Before I get into my usual rant, I want to give a huge shout out to all of you (and you know who you are) that stepped up and made this past Tuesday the biggest day in Flea Market Funk history. Thank you all, and thank you to my beat combination partner Funky 16 Corners, for the great selections on that last mix. I’m going to try and do a short mix once or twice a week, and for now if you can not download from the links on the right, I’ve put some mixes up on Podomatic , which you can subscribe to and download from there also. That being said, let’s get into some more music shall we? I’m gonna get on over to Chi-town tonight and visit with Eddie Harris.

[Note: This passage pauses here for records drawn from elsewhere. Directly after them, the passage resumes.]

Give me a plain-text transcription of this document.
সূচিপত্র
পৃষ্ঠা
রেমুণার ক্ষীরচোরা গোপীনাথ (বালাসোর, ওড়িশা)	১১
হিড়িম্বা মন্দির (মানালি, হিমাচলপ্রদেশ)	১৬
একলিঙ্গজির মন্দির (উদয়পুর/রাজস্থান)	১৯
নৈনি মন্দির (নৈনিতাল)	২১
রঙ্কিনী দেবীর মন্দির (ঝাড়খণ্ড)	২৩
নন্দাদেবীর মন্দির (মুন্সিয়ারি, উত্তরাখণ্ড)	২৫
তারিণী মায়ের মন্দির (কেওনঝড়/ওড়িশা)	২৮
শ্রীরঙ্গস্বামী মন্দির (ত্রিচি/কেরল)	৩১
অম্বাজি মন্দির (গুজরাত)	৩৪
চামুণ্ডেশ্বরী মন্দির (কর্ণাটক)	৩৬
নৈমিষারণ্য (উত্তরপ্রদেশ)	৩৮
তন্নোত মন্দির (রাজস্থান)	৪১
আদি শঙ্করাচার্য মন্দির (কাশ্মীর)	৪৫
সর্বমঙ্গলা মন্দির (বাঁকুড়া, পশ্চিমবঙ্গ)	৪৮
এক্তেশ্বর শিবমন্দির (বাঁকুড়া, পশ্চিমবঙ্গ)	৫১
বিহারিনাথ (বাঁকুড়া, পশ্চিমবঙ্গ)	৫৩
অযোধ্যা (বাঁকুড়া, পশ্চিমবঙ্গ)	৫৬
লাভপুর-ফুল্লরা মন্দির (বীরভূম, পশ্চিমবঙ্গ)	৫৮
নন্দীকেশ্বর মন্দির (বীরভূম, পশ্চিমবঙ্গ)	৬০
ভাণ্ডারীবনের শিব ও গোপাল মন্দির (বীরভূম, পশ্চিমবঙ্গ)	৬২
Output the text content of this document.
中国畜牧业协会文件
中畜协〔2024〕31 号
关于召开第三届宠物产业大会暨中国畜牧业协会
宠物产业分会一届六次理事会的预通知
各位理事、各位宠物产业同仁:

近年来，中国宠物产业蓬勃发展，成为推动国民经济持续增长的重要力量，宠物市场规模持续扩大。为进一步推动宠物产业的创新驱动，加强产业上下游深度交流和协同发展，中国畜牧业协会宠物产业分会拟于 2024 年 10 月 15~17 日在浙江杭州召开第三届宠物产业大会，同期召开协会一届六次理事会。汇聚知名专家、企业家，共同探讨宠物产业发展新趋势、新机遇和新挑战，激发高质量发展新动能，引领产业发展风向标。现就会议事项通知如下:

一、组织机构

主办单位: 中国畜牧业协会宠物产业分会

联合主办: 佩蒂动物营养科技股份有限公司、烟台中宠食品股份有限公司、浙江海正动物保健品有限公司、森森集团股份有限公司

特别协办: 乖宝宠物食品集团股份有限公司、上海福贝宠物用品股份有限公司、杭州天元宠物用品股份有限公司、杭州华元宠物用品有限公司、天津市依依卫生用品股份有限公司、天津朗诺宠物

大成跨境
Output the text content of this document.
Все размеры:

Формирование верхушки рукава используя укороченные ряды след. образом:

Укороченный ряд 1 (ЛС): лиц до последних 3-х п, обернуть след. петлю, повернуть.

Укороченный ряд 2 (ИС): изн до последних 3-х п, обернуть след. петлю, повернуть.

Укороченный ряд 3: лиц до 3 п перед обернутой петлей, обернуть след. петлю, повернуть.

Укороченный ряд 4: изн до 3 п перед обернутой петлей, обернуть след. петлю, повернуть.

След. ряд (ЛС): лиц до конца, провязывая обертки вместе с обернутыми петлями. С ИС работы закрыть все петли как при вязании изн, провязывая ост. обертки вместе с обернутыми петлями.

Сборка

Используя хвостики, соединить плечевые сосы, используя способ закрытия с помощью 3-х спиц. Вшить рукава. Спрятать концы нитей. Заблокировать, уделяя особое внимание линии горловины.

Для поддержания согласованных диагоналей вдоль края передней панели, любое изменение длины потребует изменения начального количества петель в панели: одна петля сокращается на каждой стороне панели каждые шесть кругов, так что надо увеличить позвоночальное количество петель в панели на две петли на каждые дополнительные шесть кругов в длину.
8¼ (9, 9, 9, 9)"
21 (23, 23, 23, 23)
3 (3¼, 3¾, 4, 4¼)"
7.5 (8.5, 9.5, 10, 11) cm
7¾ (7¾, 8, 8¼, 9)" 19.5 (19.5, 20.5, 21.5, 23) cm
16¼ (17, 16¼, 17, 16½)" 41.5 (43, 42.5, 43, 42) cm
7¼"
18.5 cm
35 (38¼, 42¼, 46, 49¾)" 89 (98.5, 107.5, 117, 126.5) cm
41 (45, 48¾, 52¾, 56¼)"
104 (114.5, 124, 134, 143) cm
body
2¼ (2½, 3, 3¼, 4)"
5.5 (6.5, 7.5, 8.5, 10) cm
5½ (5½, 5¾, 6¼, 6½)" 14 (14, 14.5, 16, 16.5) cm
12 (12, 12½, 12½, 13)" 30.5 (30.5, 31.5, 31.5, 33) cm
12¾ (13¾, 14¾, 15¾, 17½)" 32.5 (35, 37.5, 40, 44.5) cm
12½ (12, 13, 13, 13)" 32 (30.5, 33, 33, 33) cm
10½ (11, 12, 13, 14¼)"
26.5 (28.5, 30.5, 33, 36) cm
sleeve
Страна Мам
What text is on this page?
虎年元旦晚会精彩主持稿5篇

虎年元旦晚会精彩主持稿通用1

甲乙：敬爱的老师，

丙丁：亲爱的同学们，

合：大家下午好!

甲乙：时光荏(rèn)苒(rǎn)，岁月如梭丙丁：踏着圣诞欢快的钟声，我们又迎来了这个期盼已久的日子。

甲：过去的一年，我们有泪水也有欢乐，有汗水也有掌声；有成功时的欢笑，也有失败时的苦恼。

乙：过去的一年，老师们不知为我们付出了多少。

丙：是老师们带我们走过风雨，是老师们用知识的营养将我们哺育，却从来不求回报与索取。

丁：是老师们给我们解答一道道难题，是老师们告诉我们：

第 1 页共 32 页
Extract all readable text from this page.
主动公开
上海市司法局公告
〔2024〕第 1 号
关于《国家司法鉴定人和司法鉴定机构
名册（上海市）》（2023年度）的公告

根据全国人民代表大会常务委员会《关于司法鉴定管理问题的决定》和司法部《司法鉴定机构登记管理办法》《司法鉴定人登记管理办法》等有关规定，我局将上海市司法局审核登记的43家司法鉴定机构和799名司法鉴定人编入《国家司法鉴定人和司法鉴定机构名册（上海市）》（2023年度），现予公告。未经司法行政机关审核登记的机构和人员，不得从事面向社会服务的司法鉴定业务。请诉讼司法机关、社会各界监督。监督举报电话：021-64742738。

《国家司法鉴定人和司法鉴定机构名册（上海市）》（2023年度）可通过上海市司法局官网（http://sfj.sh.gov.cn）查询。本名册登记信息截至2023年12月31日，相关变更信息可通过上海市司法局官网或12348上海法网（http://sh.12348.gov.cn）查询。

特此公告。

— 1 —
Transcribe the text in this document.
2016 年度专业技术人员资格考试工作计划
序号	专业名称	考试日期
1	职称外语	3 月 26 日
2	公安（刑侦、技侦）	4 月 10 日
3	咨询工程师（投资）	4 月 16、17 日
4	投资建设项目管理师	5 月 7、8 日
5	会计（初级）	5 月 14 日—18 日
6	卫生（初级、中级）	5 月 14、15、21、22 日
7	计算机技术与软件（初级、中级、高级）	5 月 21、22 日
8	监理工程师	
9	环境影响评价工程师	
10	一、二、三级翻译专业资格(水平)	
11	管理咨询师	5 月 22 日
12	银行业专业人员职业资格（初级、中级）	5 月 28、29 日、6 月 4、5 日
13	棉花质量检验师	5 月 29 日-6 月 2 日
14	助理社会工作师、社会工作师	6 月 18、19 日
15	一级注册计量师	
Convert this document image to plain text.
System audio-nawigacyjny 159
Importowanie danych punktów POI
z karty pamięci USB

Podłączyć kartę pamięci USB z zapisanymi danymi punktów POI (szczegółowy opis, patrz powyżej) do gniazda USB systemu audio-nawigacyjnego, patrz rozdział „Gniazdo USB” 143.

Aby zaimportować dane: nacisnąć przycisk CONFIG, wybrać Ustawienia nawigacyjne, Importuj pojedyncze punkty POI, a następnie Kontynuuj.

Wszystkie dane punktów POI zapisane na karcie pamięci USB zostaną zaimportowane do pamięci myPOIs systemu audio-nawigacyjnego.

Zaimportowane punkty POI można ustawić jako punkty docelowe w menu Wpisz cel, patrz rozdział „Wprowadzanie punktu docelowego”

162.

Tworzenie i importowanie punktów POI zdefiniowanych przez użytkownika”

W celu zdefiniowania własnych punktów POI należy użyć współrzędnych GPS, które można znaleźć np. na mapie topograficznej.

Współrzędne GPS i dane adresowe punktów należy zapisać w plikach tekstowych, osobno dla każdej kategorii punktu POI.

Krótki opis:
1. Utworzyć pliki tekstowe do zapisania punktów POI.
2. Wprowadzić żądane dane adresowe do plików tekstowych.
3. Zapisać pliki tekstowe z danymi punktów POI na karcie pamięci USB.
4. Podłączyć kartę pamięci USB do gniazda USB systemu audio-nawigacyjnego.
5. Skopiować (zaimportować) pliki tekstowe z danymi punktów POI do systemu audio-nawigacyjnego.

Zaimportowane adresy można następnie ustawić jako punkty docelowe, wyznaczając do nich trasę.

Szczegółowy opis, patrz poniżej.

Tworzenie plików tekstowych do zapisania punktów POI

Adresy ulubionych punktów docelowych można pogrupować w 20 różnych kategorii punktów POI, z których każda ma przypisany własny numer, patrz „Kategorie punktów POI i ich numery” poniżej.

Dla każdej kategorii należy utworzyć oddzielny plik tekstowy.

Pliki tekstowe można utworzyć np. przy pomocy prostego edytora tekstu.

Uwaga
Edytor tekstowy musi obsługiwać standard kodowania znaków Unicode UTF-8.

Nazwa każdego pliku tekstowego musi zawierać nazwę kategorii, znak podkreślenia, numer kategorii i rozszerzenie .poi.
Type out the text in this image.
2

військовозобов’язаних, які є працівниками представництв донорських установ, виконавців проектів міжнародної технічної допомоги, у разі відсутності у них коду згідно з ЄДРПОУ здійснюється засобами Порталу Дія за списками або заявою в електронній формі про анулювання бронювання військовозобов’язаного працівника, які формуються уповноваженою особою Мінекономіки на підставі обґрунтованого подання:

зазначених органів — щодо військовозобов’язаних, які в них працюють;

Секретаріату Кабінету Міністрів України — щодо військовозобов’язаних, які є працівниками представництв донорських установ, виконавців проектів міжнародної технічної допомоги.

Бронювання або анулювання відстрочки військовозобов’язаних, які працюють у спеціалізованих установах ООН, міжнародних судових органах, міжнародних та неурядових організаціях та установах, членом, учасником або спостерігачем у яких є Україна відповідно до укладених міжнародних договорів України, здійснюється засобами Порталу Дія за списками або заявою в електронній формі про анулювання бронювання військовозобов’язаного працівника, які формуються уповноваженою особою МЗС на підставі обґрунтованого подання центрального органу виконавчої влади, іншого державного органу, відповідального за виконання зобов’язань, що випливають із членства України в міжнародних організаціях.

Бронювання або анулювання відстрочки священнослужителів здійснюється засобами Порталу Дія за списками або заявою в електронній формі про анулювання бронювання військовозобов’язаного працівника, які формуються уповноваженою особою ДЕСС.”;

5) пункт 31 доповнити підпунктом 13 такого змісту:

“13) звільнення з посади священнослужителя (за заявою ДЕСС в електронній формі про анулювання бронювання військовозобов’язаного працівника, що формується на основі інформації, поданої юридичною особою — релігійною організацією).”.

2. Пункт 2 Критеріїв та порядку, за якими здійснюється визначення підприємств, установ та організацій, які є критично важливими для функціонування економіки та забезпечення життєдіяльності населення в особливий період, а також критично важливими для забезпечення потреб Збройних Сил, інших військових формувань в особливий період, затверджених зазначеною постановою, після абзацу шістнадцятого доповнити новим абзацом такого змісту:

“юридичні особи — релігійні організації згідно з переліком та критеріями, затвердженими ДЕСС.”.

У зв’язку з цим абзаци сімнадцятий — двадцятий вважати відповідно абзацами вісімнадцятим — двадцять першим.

“Just plug me in just like I was Eddie Harris” was of course a line made famous by the Beastie Boys on “Check Your Head”. I can thank those guys for turning me on to this jazz saxophone player, funk and rock experimenter, and all around music legend. I immediately ran and grabbed Les McCann and Eddie Harris “Swiss Movement” after that. For me it was a brilliant record, and “Compared to What” to this day gets me amped, despite it’s length. Starting off early in life, once again in the church, Harris played the piano, clarinet, and saxophone. He studied the vibraphone under the legendary band director Walter Dyett. His Army duty landed him in an Army jazz band in Germany, where he then went on from there to record for Vee-Jay, Columbia, RCA, and then eventually for Atlantic. He was the first jazz musician to score a Gold Record for his soundtrack work on “Exodus ” in 1961. It’s at Atlantic where he made the greatest impact throughout his career, experimenting with different music styles (and his electric saxophone that contained many different pieces, mouth pieces and attachments). Along the way, it was this very experimentation, his moving from Jazz to Soul to Rock and Blues, that defined his music and constant work ethic. He invented a reed mouthpiece for the trombone, trumpet, and coronet that made all three instruments a lot easier to play. “I’m an experimentalist”, Eddie said in Down Beat magazine. “I like to get into new things to break new ground. My mind is always probing for different things and different sounds. I’ve never been one to let my mind stagnate.. If I didn’t experiment with music, it would mean nothing to me.” Coming right from the mouth of a genius. He was also the first musician to bring public the electro Voice Creation for the Selmer Instrument Company called the Varitone. The man was constantly experimenting and pushing the boundaries of different genres, while always remaining a true jazz musician. Although he was not always taken seriously as a jazz musician, labeled as a gimmick by some, IMHO Harris just “did his thing”, not letting himself be labeled, and pushed his career where he wanted, trying and incorporating a lot of musical styles along the way.
“Get On Up and Dance” is a tune that starts off softly, with some jazz notes, and grows to be a piece of Jazz Funk that beckons you to get into it and get involved; in the dance that is. It’s 1975 people, and this country is on the verge of Disco. Harris does not go there just yet and opts for this Jazz Funk, borderline R & B groover instead. Some bebop horn stabs weave in and out of the baseline, while the chant of “Get On Up and Dance” is infectious. This tune is by no means the best Harris has to offer (and the Lp it came from was given horrible reviews), but for me it illustrates the man’s range (Jazz to Blues to R& B to Funk and Soul), his influences, and definitely his no fear of experimenting with music. I mean, isn’t that what it’s all about? Harris continued to perform up until his death in 1996. There have been many best of reissues of his, but this one sums it up for me: Artist’s Choice: The Eddie Harris Anthology. More to come this week, so Keep Diggin’!